Marie spürte die Wut und die Verzweiflung, die in ihr hoch kochte. Warum hatte sie damals nichts bemerkt? Ludwig war anders gewesen an jenem Tag, vielleicht hätte sie noch länger mit ihm sprechen sollen. Vielleicht hätte sie …
Die Gedanken der aufgewühlten Marie wurden durch einen Lichtstrahl unterbrochen, der durch ihre Fensterscheibe fiel. „Was zum …” Sie stand auf und erspähte durchs Glas die Gschichtnklauberin, wie gewohnt in einem außergewöhnlichen, weißen Tüllkleid. Sie irrte sich nicht, sie war es tatsächlich! Was die Alte wohl wieder vorhatte?
Marie schnappte sich ihren Kapuzenpulli und kletterte aus dem Fenster. Auf ihre Eltern zu treffen hatte sie heute keine Lust mehr, stattdessen mühte sie sich lieber über den großen Baum nach unten ab.

Es dauerte nicht lange, da entdeckte die Gschichtnklauberin die junge Frau mit der schwarzen Kapuze über dem Kopf..
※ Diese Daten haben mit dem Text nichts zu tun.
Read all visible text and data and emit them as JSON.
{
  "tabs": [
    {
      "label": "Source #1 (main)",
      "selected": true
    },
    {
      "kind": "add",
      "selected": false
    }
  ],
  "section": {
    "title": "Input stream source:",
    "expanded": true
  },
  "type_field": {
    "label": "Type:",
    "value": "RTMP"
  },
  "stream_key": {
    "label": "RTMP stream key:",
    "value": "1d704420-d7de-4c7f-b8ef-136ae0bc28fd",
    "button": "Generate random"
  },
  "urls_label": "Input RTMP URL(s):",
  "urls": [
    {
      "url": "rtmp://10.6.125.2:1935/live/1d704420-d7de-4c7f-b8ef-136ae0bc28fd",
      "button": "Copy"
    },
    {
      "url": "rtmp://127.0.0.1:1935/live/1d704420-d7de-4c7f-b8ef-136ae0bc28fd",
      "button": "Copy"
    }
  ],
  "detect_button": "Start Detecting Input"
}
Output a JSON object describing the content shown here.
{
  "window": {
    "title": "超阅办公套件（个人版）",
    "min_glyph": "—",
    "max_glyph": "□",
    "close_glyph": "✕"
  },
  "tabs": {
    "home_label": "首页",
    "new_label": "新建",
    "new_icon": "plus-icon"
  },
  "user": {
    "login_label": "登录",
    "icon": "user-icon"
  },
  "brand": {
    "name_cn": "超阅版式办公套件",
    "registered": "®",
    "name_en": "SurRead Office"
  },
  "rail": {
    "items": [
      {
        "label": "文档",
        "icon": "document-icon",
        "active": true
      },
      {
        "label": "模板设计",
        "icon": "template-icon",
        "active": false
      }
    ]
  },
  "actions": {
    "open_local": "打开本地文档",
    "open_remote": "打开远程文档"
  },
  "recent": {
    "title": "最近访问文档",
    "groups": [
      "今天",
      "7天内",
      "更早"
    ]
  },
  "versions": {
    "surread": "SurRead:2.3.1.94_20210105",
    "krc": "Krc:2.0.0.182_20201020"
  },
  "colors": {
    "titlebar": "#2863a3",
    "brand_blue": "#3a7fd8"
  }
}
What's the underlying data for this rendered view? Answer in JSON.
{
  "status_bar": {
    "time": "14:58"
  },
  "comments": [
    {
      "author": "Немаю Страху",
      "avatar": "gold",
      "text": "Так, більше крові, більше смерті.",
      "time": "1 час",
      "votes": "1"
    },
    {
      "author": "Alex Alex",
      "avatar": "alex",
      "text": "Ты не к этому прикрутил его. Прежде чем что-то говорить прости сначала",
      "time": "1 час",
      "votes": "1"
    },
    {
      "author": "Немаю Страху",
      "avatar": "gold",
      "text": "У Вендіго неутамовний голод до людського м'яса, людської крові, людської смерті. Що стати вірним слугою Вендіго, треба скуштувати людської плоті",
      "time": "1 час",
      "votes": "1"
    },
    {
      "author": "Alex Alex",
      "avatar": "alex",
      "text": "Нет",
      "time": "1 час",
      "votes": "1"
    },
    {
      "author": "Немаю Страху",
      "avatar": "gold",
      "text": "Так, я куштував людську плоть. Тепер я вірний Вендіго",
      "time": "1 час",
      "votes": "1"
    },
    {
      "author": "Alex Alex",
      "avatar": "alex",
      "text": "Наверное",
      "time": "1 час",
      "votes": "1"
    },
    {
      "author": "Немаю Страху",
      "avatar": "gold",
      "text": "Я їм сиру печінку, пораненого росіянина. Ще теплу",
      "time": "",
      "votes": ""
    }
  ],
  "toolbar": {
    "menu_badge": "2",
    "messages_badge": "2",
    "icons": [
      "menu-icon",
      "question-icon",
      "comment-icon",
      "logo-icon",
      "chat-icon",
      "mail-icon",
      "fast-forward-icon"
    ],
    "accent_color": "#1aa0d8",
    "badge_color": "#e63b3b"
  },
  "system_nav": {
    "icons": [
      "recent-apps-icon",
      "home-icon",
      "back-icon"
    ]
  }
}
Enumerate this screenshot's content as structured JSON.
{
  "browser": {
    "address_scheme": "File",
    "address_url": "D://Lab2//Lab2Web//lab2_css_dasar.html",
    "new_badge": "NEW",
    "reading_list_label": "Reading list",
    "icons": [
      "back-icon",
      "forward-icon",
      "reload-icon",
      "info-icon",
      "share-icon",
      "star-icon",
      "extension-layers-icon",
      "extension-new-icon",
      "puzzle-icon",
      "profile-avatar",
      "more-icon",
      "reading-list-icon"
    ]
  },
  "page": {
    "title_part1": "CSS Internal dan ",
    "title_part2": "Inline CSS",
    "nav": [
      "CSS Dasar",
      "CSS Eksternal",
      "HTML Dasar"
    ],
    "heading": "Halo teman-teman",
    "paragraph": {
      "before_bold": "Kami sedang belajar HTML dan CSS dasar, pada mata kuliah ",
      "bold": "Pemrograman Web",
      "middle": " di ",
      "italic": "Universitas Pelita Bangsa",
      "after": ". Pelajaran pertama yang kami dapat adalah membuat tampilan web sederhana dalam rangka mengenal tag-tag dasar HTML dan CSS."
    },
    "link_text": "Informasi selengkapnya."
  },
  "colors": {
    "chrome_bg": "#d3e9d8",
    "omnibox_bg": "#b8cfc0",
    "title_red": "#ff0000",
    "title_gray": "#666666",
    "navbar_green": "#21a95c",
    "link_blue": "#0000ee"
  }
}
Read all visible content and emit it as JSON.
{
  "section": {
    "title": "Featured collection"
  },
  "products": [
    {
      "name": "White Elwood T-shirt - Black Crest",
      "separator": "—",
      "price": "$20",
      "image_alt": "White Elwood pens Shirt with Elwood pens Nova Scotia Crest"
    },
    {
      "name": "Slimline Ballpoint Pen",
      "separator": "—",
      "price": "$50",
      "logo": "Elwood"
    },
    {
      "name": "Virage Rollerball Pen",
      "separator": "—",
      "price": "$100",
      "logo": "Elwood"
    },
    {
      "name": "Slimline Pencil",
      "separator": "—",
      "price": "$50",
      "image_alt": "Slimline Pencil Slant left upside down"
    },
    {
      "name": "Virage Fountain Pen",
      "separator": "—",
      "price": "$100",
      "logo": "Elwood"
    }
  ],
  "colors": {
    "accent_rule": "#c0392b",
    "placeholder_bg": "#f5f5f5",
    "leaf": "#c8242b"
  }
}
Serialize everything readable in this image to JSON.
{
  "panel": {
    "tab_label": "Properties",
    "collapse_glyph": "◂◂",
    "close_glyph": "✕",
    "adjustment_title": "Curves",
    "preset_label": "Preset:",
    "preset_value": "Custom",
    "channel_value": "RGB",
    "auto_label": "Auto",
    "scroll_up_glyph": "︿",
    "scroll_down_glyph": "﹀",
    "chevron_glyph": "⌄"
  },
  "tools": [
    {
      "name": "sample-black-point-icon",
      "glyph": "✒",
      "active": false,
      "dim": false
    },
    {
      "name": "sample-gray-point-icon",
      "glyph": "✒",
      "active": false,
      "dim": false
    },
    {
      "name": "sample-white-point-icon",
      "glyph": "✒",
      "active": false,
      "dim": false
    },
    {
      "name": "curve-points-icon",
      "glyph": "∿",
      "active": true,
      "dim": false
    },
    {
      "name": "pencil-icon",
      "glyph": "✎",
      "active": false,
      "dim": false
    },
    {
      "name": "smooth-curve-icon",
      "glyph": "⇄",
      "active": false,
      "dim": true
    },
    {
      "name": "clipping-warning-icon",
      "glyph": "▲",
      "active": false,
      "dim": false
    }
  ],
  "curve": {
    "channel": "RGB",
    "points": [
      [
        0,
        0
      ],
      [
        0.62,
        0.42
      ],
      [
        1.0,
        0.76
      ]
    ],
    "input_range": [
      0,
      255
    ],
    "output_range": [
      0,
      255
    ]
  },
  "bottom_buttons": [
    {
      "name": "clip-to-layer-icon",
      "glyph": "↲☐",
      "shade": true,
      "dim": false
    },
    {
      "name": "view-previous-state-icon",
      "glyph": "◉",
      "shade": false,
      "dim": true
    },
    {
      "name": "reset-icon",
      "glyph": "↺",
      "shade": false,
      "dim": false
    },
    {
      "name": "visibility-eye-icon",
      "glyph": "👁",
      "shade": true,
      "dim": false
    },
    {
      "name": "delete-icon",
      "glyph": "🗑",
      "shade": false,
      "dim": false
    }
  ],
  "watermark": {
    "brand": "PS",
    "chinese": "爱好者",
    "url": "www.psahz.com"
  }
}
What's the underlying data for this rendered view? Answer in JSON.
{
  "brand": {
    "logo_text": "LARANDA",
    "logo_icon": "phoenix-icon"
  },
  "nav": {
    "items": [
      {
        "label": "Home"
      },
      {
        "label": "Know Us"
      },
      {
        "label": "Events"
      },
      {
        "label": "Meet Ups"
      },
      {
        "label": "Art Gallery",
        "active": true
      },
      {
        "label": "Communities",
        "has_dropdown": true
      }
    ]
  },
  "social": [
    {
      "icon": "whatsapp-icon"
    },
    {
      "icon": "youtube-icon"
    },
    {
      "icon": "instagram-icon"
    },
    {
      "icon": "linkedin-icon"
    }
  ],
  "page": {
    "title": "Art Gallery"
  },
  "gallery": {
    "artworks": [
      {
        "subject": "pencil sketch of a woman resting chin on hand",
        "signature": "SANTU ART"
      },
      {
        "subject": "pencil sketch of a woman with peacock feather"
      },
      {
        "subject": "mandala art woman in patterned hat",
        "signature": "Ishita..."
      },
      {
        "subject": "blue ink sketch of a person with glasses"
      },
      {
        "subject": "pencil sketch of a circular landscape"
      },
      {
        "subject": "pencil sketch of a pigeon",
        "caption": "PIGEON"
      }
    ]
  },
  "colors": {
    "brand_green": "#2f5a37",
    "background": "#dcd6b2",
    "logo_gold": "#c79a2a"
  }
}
„Ich dachte, meine alten Augen wären nicht mehr die Allerbesten, doch jetzt, ja jetzt, da sind sie ganz klar. Ich erkenne dich wieder, kleine Marie”, lächelte die Gschichtnklauberin und Marie lächelte schüchtern zurück. Verwundert darüber, wie alt sie doch geworden war, fragte diese: „Sind Sie wieder auf der Suche nach Inspirationen?” „Das bin ich immer, natürlich. Aber: Sind wir das nicht alle? Auf der Suche, meine ich?” Marie stammelte: „Ähm … naja, kann sein. Manchmal wahrscheinlich schon …” Die Alte lachte und wedelte ihre Taschenlampe von ihren rosa Stöckelschuhen zum Haus und dann zu Maries verschränkten Händen. „Ach, Liebes! Wir sind immer auf der Suche, aber das ist gut so. Dann bleiben wir nicht stehen und unsere Taschenlampe findet immer wieder Neues, Unbekanntes in der Dunkelheit.” „Zum Glück ist es ja nicht immer dunkel.” Marie versuchte aufheiternd zu sein. „Da hast du Recht. Zum Glück ist es nicht immer dunkel. Aber manchmal, da kommt es einem so vor, als ob sich das Licht und all die schönen Dinge um uns herum verstecken, nicht wahr? Wenn wir geliebte Menschen verlieren, zum Beispiel.”
Die Gschichtnklauberin blickte Marie wartend an. Diese schwieg. Sie wollte nicht über ihren Großvater sprechen. Die Alte, die Ludwig selbst ja gut kannte, fuhr fort: „Wenn wir Menschen vermissen, wird es dunkel. Aber wenn Menschen fort sind, dann leuchten sie uns auch den Weg. Wir müssen nur hinschauen.”
Marie schwieg noch immer und hielt ihren Blick geradeaus auf den See gerichtet.

„Und hops, und hops, da war doch ein kleiner Frosch. Wo er wohl hinspringen mag? Wenn das nicht nach einer neuen Geschichte schreit,” jubelte die Gschichtnklauberin und kroch auf allen Vieren mit der Taschenlampe der Kröte hinterher und verschwand in der Dunkelheit.
„Die ist ja noch abgedrehter als früher”, murmelte Marie und starrte hinaus zum See, den die Nacht zu verschlucken schien. Tja, es war nun mal dunkel. Und wie sie so in die für sie unausweichliche Dunkelheit starrte und den nächtlichen Geräuschen des Sees lauschte, zog ein Glühwürmchen vor Marie seine Runden. Es war erst Ende April und noch viel zu früh und zu kalt für die kleinen Leuchtkäfer. Aber da war tatsächlich einer. Und das genau vor Maries Augen.